Despite the collapse of the regime, the movement—known as “the ’88 uprising”—led to a bloody coup by the military.
The final straw had come when the Ne Win regime demonetized the 25-, 35-, and 75-kyat notes without warning or compensation in 1987, then carried out a brutal clampdown on pro-democracy student movements in March and June of 1988. Hundreds of thousands of people from all strata of life took to the streets, pressing their demand for democracy.

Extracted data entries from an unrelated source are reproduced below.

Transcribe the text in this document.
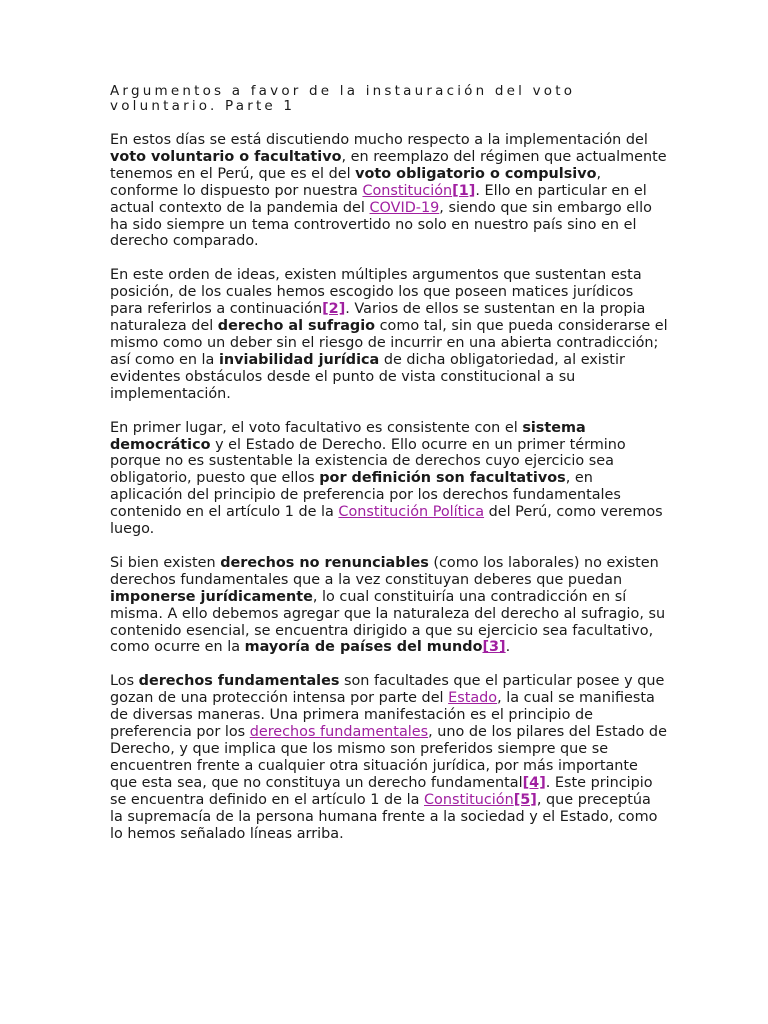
Argumentos a favor de la instauración del voto voluntario. Parte 1

En estos días se está discutiendo mucho respecto a la implementación del voto voluntario o facultativo, en reemplazo del régimen que actualmente tenemos en el Perú, que es el del voto obligatorio o compulsivo, conforme lo dispuesto por nuestra Constitución[1]. Ello en particular en el actual contexto de la pandemia del COVID-19, siendo que sin embargo ello ha sido siempre un tema controvertido no solo en nuestro país sino en el derecho comparado.

En este orden de ideas, existen múltiples argumentos que sustentan esta posición, de los cuales hemos escogido los que poseen matices jurídicos para referirlos a continuación[2]. Varios de ellos se sustentan en la propia naturaleza del derecho al sufragio como tal, sin que pueda considerarse el mismo como un deber sin el riesgo de incurrir en una abierta contradicción; así como en la inviabilidad jurídica de dicha obligatoriedad, al existir evidentes obstáculos desde el punto de vista constitucional a su implementación.

En primer lugar, el voto facultativo es consistente con el sistema democrático y el Estado de Derecho. Ello ocurre en un primer término porque no es sustentable la existencia de derechos cuyo ejercicio sea obligatorio, puesto que ellos por definición son facultativos, en aplicación del principio de preferencia por los derechos fundamentales contenido en el artículo 1 de la Constitución Política del Perú, como veremos luego.

Si bien existen derechos no renunciables (como los laborales) no existen derechos fundamentales que a la vez constituyan deberes que puedan imponerse jurídicamente, lo cual constituiría una contradicción en sí misma. A ello debemos agregar que la naturaleza del derecho al sufragio, su contenido esencial, se encuentra dirigido a que su ejercicio sea facultativo, como ocurre en la mayoría de países del mundo[3].

Los derechos fundamentales son facultades que el particular posee y que gozan de una protección intensa por parte del Estado, la cual se manifiesta de diversas maneras. Una primera manifestación es el principio de preferencia por los derechos fundamentales, uno de los pilares del Estado de Derecho, y que implica que los mismo son preferidos siempre que se encuentren frente a cualquier otra situación jurídica, por más importante que esta sea, que no constituya un derecho fundamental[4]. Este principio se encuentra definido en el artículo 1 de la Constitución[5], que preceptúa la supremacía de la persona humana frente a la sociedad y el Estado, como lo hemos señalado líneas arriba.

President U Sein Lwin—a Gen. Ne Win henchman who had played a continuous part in suppressing peaceful demonstrations since the military regime staged a coup in 1962—declared a curfew and ordered a violent crackdown on protesters. Government newspapers said over 300 died in the crackdown but independent sources estimated that the actual figure was ten times that.
The military, at the instruction of Gen. Ne Win, again seized power through a coup before holding general elections in 1990, but the military did not transfer power to the election winner, the National League for Democracy (NLD). Myanmar again fell under military rule for the next 20 years, during which it designed a constitution in its own favor.
General elections were held again in 2010 but the military retained its full grip through its proxy Union Solidarity and Development Party. The NLD, which was born out of the ‘88 pro-democracy uprising, won general elections in 2015 and became the ruling party. However, the NLD still finds it difficult to remove the military from politics.